W Uniwersyteckim Szpitalu Dziecięcym w Krakowie pracuje 656 pielęgniarek – dane te uwzględniają też osoby na urlopach macierzyńskich, wychowawczych, na L4. Średni wiek pielęgniarki w lecznicy to 50 lat plus.

"Chętnie zatrudnimy minimum 25 pielęgniarek, jeżeli znajdziemy więcej chętnych - też podejmiemy rozmowy kwalifikacyjne, gdyż pozwoliłoby to na zwiększenie ilości łóżek na oddziałach" – powiedziała PAP rzeczniczka placówki Katarzyna Pokorna-Hryniszyn zwracając uwagę, że szpital cały czas prowadzi rekrutację.

Braki kadry pielęgniarskiej utrudniają pracę na większości oddziałów, ale najtrudniejsza sytuacja jest na oddziale hematologii. "Na szczęście jeszcze nie musieliśmy zamykać żadnego z oddziałów" – podkreśliła rzeczniczka.

Jak zauważyła Pokorna-Hryniszyn, "do systemu zatrudnienia" wchodzi za mało pielęgniarek - część wykształconego personelu nie podejmuje zawodu lub podejmuje go w firmach medycznych nie wymagających opieki nad pacjentem. "Finansowanie pracy pielęgniarek w szpitalach niestety nie jest zadowalające względem obciążeń związanych z wykonywaniem tego zawodu" – oceniła rzeczniczka.

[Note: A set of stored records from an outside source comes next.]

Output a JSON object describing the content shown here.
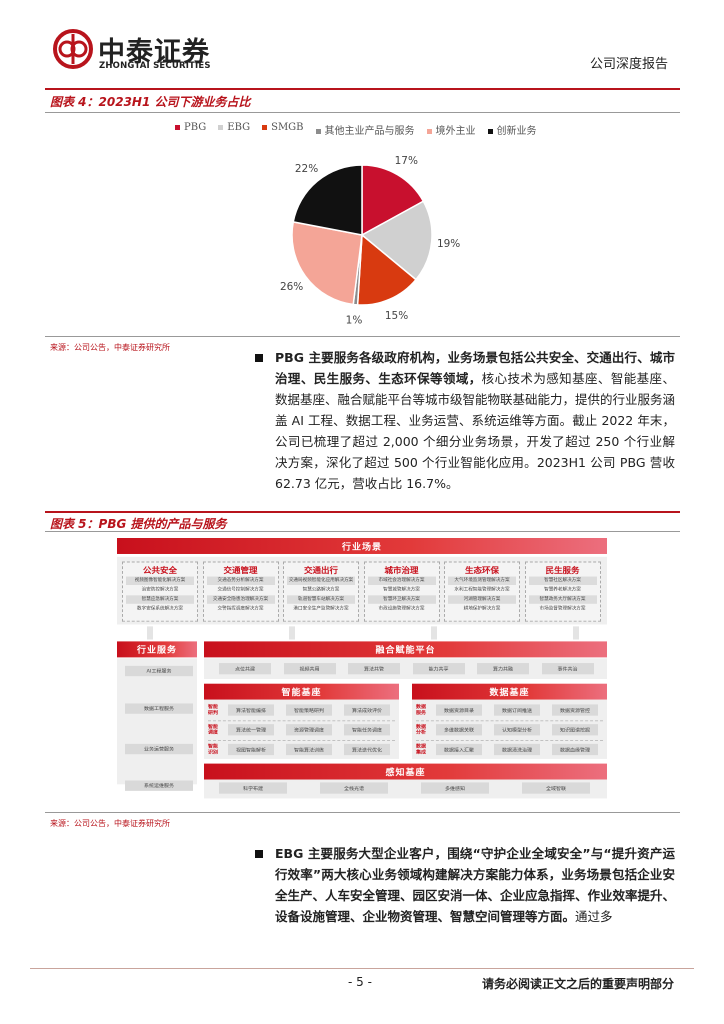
{
  "header": {
    "logo_cn": "中泰证券",
    "logo_en": "ZHONGTAI SECURITIES",
    "report_type": "公司深度报告"
  },
  "figure4": {
    "title": "图表 4：2023H1 公司下游业务占比",
    "source": "来源：公司公告，中泰证券研究所"
  },
  "chart_data": {
    "type": "pie",
    "title": "",
    "legend_position": "top",
    "series": [
      {
        "name": "PBG",
        "value": 17,
        "label": "17%",
        "color": "#c8102e"
      },
      {
        "name": "EBG",
        "value": 19,
        "label": "19%",
        "color": "#d0d0d0"
      },
      {
        "name": "SMGB",
        "value": 15,
        "label": "15%",
        "color": "#d83a10"
      },
      {
        "name": "其他主业产品与服务",
        "value": 1,
        "label": "1%",
        "color": "#8c8c8c"
      },
      {
        "name": "境外主业",
        "value": 26,
        "label": "26%",
        "color": "#f4a597"
      },
      {
        "name": "创新业务",
        "value": 22,
        "label": "22%",
        "color": "#111111"
      }
    ]
  },
  "para1": {
    "bold": "PBG 主要服务各级政府机构，业务场景包括公共安全、交通出行、城市治理、民生服务、生态环保等领域，",
    "text": "核心技术为感知基座、智能基座、数据基座、融合赋能平台等城市级智能物联基础能力，提供的行业服务涵盖 AI 工程、数据工程、业务运营、系统运维等方面。截止 2022 年末，公司已梳理了超过 2,000 个细分业务场景，开发了超过 250 个行业解决方案，深化了超过 500 个行业智能化应用。2023H1 公司 PBG 营收 62.73 亿元，营收占比 16.7%。"
  },
  "figure5": {
    "title": "图表 5：PBG 提供的产品与服务",
    "source": "来源：公司公告，中泰证券研究所",
    "scene_title": "行业场景",
    "columns": [
      {
        "title": "公共安全",
        "items": [
          "视频图像智能化解决方案",
          "治安防控解决方案",
          "智慧应急解决方案",
          "数字安保系统解决方案"
        ]
      },
      {
        "title": "交通管理",
        "items": [
          "交通态势分析解决方案",
          "交通信号控制解决方案",
          "交通安全隐患治理解决方案",
          "交警指挥调度解决方案"
        ]
      },
      {
        "title": "交通出行",
        "items": [
          "交通局视频智能化应用解决方案",
          "智慧公路解决方案",
          "轨道智慧车站解决方案",
          "港口安全生产监管解决方案"
        ]
      },
      {
        "title": "城市治理",
        "items": [
          "市域社会治理解决方案",
          "智慧城管解决方案",
          "智慧环卫解决方案",
          "市政设施管理解决方案"
        ]
      },
      {
        "title": "生态环保",
        "items": [
          "大气环境监测管理解决方案",
          "水利工程智能管理解决方案",
          "河湖管理解决方案",
          "耕地保护解决方案"
        ]
      },
      {
        "title": "民生服务",
        "items": [
          "智慧社区解决方案",
          "智慧养老解决方案",
          "智慧政务大厅解决方案",
          "市场监督管理解决方案"
        ]
      }
    ],
    "industry_service": {
      "title": "行业服务",
      "items": [
        "AI工程服务",
        "数据工程服务",
        "业务运营服务",
        "系统运维服务"
      ]
    },
    "fusion": {
      "title": "融合赋能平台",
      "items": [
        "点位共建",
        "视频共用",
        "算法共管",
        "能力共享",
        "算力共融",
        "事件共治"
      ]
    },
    "intelligent": {
      "title": "智能基座",
      "rows": [
        {
          "label": "智能研判",
          "items": [
            "算法智能编排",
            "智能策略研判",
            "算法成效评价"
          ]
        },
        {
          "label": "智能调度",
          "items": [
            "算法统一管理",
            "资源管理调度",
            "智能任务调度"
          ]
        },
        {
          "label": "智能识别",
          "items": [
            "视图智能解析",
            "智能算法训练",
            "算法迭代优化"
          ]
        }
      ]
    },
    "data": {
      "title": "数据基座",
      "rows": [
        {
          "label": "数据服务",
          "items": [
            "数据资源目录",
            "数据订阅推送",
            "数据资源管控"
          ]
        },
        {
          "label": "数据分析",
          "items": [
            "多维数据关联",
            "认知模型分析",
            "知识图谱挖掘"
          ]
        },
        {
          "label": "数据集成",
          "items": [
            "数据接入汇聚",
            "数据清洗治理",
            "数据血缘管理"
          ]
        }
      ]
    },
    "perception": {
      "title": "感知基座",
      "items": [
        "科学布建",
        "全栈光谱",
        "多维感知",
        "全域智联"
      ]
    }
  },
  "para2": {
    "bold": "EBG 主要服务大型企业客户，围绕“守护企业全域安全”与“提升资产运行效率”两大核心业务领域构建解决方案能力体系，业务场景包括企业安全生产、人车安全管理、园区安消一体、企业应急指挥、作业效率提升、设备设施管理、企业物资管理、智慧空间管理等方面。",
    "text": "通过多"
  },
  "footer": {
    "page": "- 5 -",
    "notice": "请务必阅读正文之后的重要声明部分"
  }
}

Zgodnie z tegorocznym raportem Naczelnej Izby Pielęgniarek i Położnych, liczba zatrudnionych pielęgniarek i położnych zmniejszy się do 2030 r. o 36,3 tys. Obecnie w tych zawodach pracuje prawie 70 tys. osób z uprawnieniami emerytalnymi. Średnia ich wieku w chwili zgonu to ok. 62 lata, podczas gdy dla kobiet w Polsce wynosi blisko 82 lata.

Uniwersytecki Szpital Dziecięcy w Krakowie to największa placówka pediatryczna na południu Polski. Dysponuje ok. 500 łóżkami. Funkcjonują w nim 22 oddziały reprezentujące wszystkie specjalności pediatryczne. Placówka ma cztery odziały intensywnej terapii. Leczenie w trybie ambulatoryjnym realizowane jest w 33 poradniach. Rocznie lekarze udzielają ok. 200 tys. porad ambulatoryjnych (w tym ok. 33 tys. w SOR), a w oddziałach szpitala leczy się ok. 32 tys. pacjentów. Rocznie jest tu wykonywanych średnio ponad 7 tys. operacji.